Since Jane, who works outdoors with natural and recycled materials, and her husband Tim Frost started cutting circles on the Green partly for fun last month, more passers-by have become attached to their creation.
“I was aware of all the restrictions on children and families who are finding it hard to keep children busy and happy, so this is a way to support others locally,” Jane said.
“I started a month ago, cutting two circles. Cutting them took about 45 minutes and each week I have been cutting a bit more.
“With help from my husband Tim, we cut two labyrinths which took over an hour to cut. We haven’t measured how long the pathways are yet, but I am sure someone will soon!
“Walking the labyrinth is a great and safe way for people to meet up and share the experience with friends or family while doing some exercise.”
The labyrinths have been increasingly popular with residents since it was promoted on the ‘Littleport’s big eye spy’ Facebook page, with dogs even making the most of the open space.
Jane, who also works with charity Learning Through Landscapes to help schools make use of outdoor spaces as a learning resource, has received support from East Cambridgeshire District Council (ECDC) to maintain the labyrinths so that more people can benefit for longer.
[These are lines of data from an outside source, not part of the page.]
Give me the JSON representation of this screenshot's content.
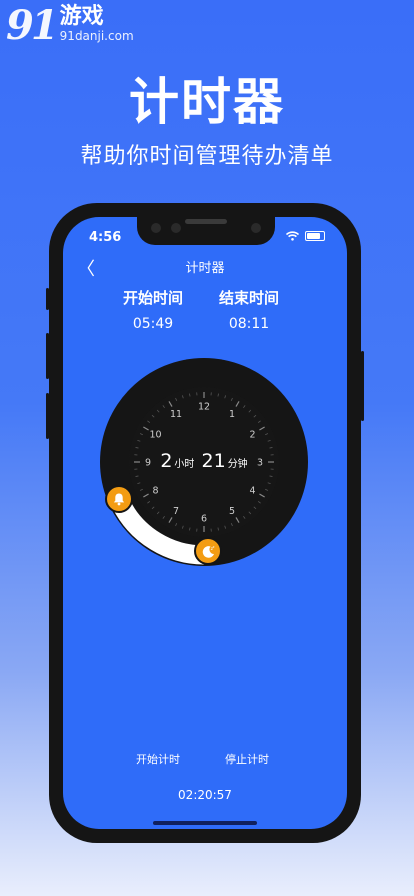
{
  "watermark": {
    "logo": "91",
    "brand": "游戏",
    "url": "91danji.com"
  },
  "promo": {
    "title": "计时器",
    "subtitle": "帮助你时间管理待办清单"
  },
  "status_bar": {
    "time": "4:56",
    "wifi_icon": "wifi-icon",
    "battery_icon": "battery-icon"
  },
  "nav": {
    "back_icon": "chevron-left-icon",
    "back_glyph": "〈",
    "title": "计时器"
  },
  "times": {
    "start": {
      "label": "开始时间",
      "value": "05:49"
    },
    "end": {
      "label": "结束时间",
      "value": "08:11"
    }
  },
  "dial": {
    "hours": "2",
    "hours_unit": "小时",
    "minutes": "21",
    "minutes_unit": "分钟",
    "numbers": [
      "12",
      "1",
      "2",
      "3",
      "4",
      "5",
      "6",
      "7",
      "8",
      "9",
      "10",
      "11"
    ],
    "start_handle_icon": "bell-icon",
    "end_handle_icon": "moon-icon"
  },
  "actions": {
    "start": "开始计时",
    "stop": "停止计时"
  },
  "stopwatch": "02:20:57",
  "colors": {
    "background": "#3a6ef8",
    "screen": "#2f6cf9",
    "dial": "#151515",
    "handle": "#f39c12",
    "arc": "#ffffff"
  }
}
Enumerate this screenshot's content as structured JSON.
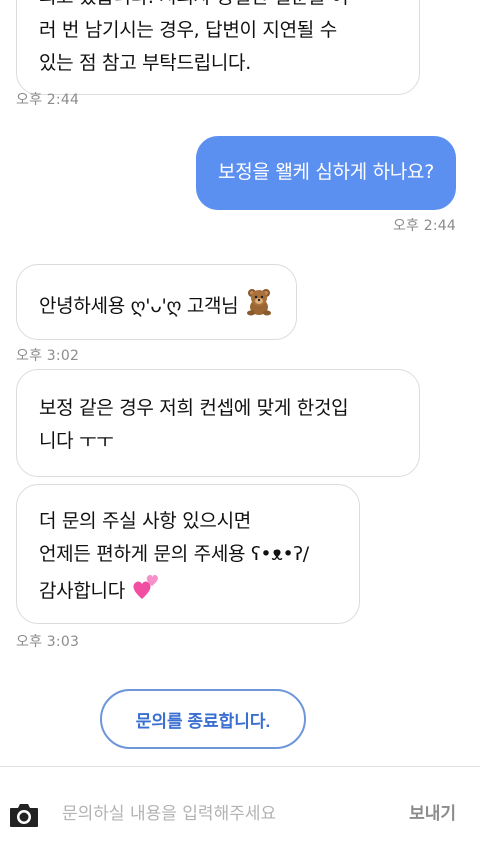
{
  "messages": [
    {
      "from": "agent",
      "lines": [
        "되고 있습니다. 시의사 동일한 질문을 여",
        "러 번 남기시는 경우, 답변이 지연될 수",
        "있는 점 참고 부탁드립니다."
      ]
    },
    {
      "from": "agent_time",
      "time": "오후 2:44"
    },
    {
      "from": "user",
      "lines": [
        "보정을 왤케 심하게 하나요?"
      ]
    },
    {
      "from": "user_time",
      "time": "오후 2:44"
    },
    {
      "from": "agent",
      "lines": [
        "안녕하세용 ღ'ᴗ'ღ 고객님"
      ],
      "emoji": "teddy-bear"
    },
    {
      "from": "agent_time",
      "time": "오후 3:02"
    },
    {
      "from": "agent",
      "lines": [
        "보정 같은 경우 저희 컨셉에 맞게 한것입",
        "니다 ㅜㅜ"
      ]
    },
    {
      "from": "agent",
      "lines": [
        "더 문의 주실 사항 있으시면",
        "언제든 편하게 문의 주세용 ʕ•ᴥ•ʔ/",
        "감사합니다"
      ],
      "emoji": "two-hearts"
    },
    {
      "from": "agent_time",
      "time": "오후 3:03"
    }
  ],
  "end_chat_button": "문의를 종료합니다.",
  "composer": {
    "placeholder": "문의하실 내용을 입력해주세요",
    "send_label": "보내기",
    "camera_icon": "camera-icon"
  },
  "colors": {
    "user_bubble": "#5b8ff0",
    "agent_border": "#dcdcdc",
    "end_button": "#3a6fd2"
  }
}
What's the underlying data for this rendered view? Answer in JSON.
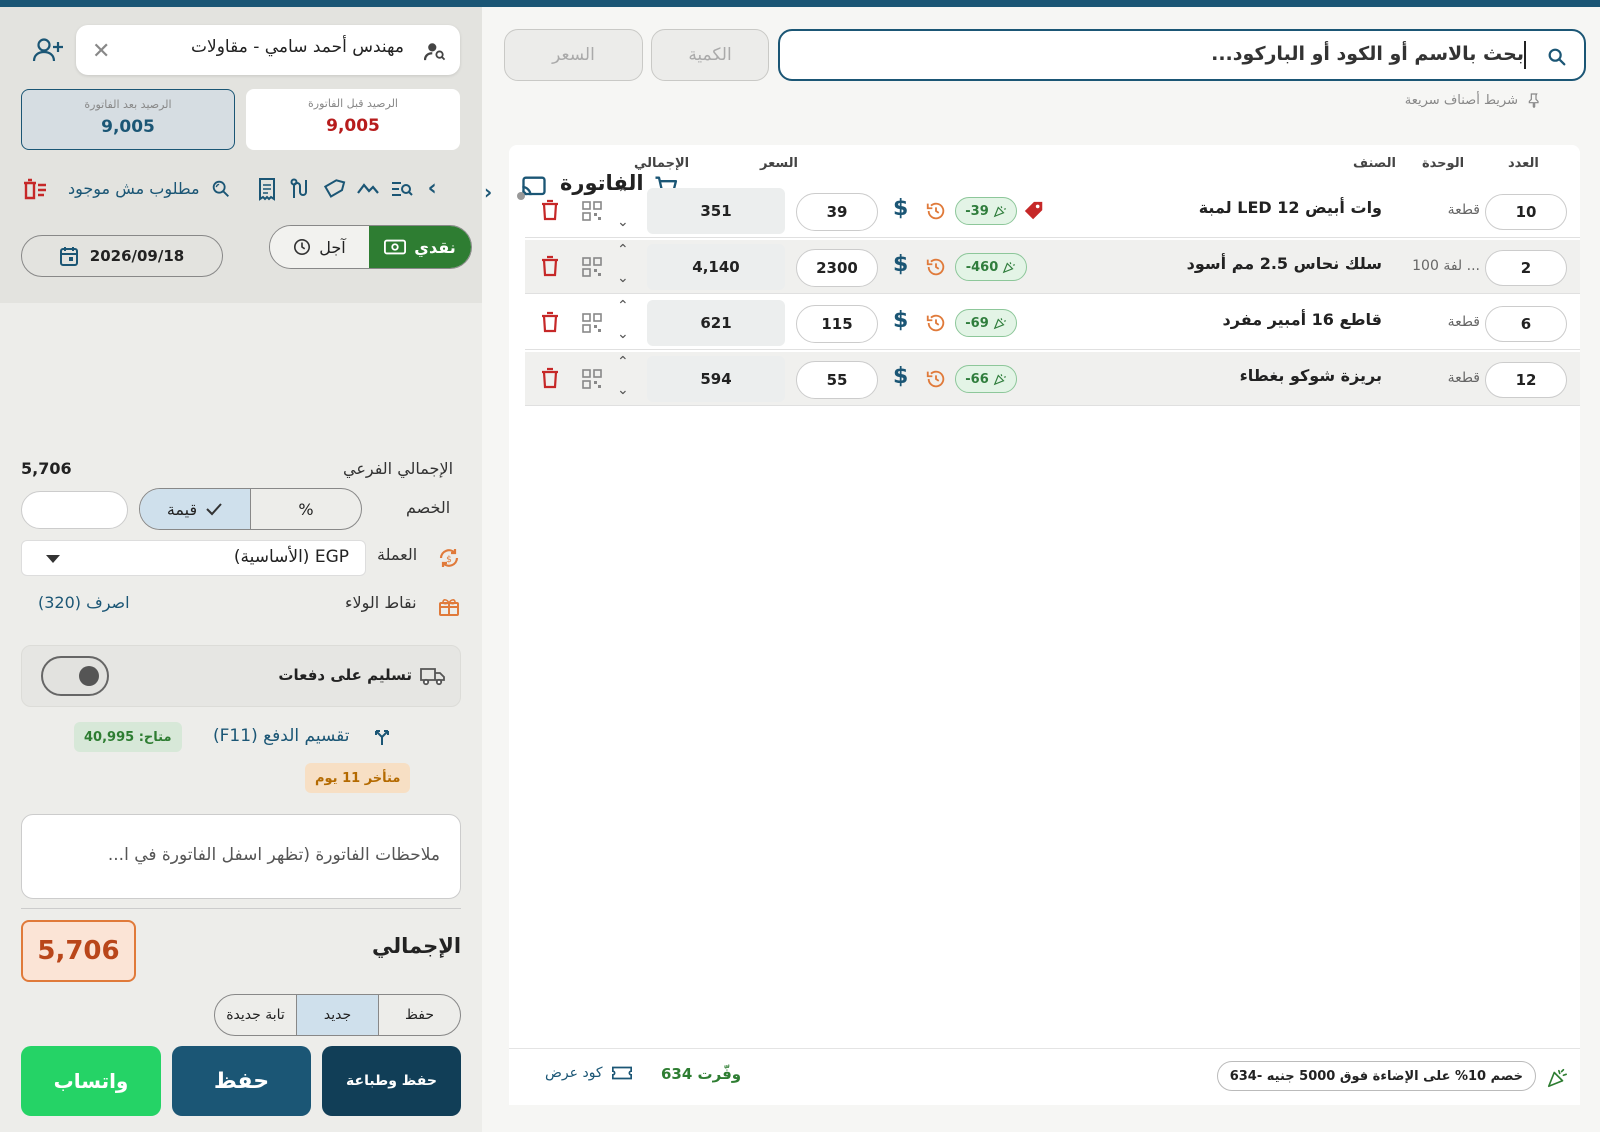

“I contacted ECDC to ask if they could leave the labyrinth and not cut it,” she said.
“I am really pleased that Shaun Bradshaw from the parks and open spaces team has agreed. They will continue to cut the labyrinth over the summer allowing the grass to grow longer and pathways more obvious.
“Pathways indicate to others that friends or family can come and walk there too, so it is a good way to share the space even if not at the same time.
“Cutting the grass in a pattern means cutting less, and this can be a really good way to encourage wildlife to thrive in the spaces as well.
“I invited people to use it via the local Facebook page, Littleport’s big eye spy, and families have been making use of it as part of their regular daily exercise and outdoor play.
“Everyone misses meeting up with friends and we all need reassurance and encouragement to be positive.
“I heard from one mum who is very grateful to have somewhere safe to take her children because they had begun to be afraid of going out of their garden.
“Mental health is more important than ever when times are uncertain, and families need to find ways to share safe spaces and good experiences.”
*Jane is running a blog to help teachers and parents with children learning from home, and works with Arts and Minds, developing resources, projects and workshops for young people and children to help understand and maintain good mental health.